The Canon EOS 1DC is an interesting beast.

The stills capabilities match that of the Canon EOS 1DX, so it’s a monster of a stills camera. But the 1DC isn’t about taking photos: It’s designed with video in mind, with 4K Motion JPEG at 24/25P at the forefront of its video arsenal, along with 1080 50/60P capture.

However, it’s still technically a DSLR…and broadcasters haven’t been particularly kind about the DSLR video image in the past, citing the moire and aliasing issues connected with the “line-skip” method of extraction from a large megapixel sensor as reason enough for the 5D/7D footage of old to be deemed unsuitable for HD transmission.

UNTIL NOW. That’s right, the European Broadcasting Union (EBU) have deemed the footage from the Canon 1DC as good enough to fit into the “HD Tier 1 for HD Production”. Here’s what they had to say:

“Results indicated that the EOS-1D C provides ‘exceptional’ HD resolution from a 4K source with ‘very low’ aliasing, and ‘good’ colour performance and motion portrayal. The test results also confirm that the EOS-1D C camera system and its imaging performance comply with the recommended specification for inclusion in the HD Tier 1 for HD Production.”

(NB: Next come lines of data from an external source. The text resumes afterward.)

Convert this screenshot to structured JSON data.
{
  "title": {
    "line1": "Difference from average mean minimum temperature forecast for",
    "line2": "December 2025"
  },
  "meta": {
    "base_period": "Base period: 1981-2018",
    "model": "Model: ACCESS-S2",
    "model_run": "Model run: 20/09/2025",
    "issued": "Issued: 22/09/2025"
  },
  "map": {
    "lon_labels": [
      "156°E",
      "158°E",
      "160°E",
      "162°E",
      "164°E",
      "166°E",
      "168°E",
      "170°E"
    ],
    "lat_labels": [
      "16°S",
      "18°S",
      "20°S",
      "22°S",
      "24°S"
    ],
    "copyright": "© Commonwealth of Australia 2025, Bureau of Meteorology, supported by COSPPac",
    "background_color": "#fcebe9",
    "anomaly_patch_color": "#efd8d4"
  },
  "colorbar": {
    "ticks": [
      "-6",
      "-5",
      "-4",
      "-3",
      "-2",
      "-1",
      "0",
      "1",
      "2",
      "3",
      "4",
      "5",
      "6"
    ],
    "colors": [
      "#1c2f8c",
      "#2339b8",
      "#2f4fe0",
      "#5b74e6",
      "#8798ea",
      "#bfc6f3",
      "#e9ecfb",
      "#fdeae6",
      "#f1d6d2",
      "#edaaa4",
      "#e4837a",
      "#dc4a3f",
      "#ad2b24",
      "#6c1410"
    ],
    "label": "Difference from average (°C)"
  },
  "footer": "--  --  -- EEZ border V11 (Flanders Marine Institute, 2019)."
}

So there it is: The first broadcast-level DSLR. Why is that good, you might ask? For a number of reasons:

  • Many of you own DSLR support equipment. Rigs, sliders, your whole kit is designed around the lightweight and compact design of the DSLR body. With the 1DC, you can keep using all your pre-existing kit. Moreover that compact size makes the camera ideal for getting into tight spaces: Dashboards for car shots, trees in jungles for natural history, and much more.

 

  • Strip all that support kit away and you look like a photographer or tourist: The compact size of the DSLR makes you less conspicuous in less-than-safe environments, and less daunting to interviewees  who may be over-awed by a full size video camera.

 

  • This point may be less practical than the first two, but for some of us, it’s important: It keeps DSLR shooting alive whilst stepping it up a level. DSLR for many shooters felt like a mini-rebellion: Huge images made on tiny cameras. The 1DC keeps this going.

 

Remember though that you will still need to check with specific broadcasters (BBC, Discovery etc) as to whether they will accept the 1DC as your primary acquisition device, and that you will likely be recording audio separately. However, as you may have already seen online in short films such as the Po Chan-directed/Shane Hurlbut-shot "The Ticket", the Canon 1DC is a formidable video-biased DSLR and could well be the main camera for your next production.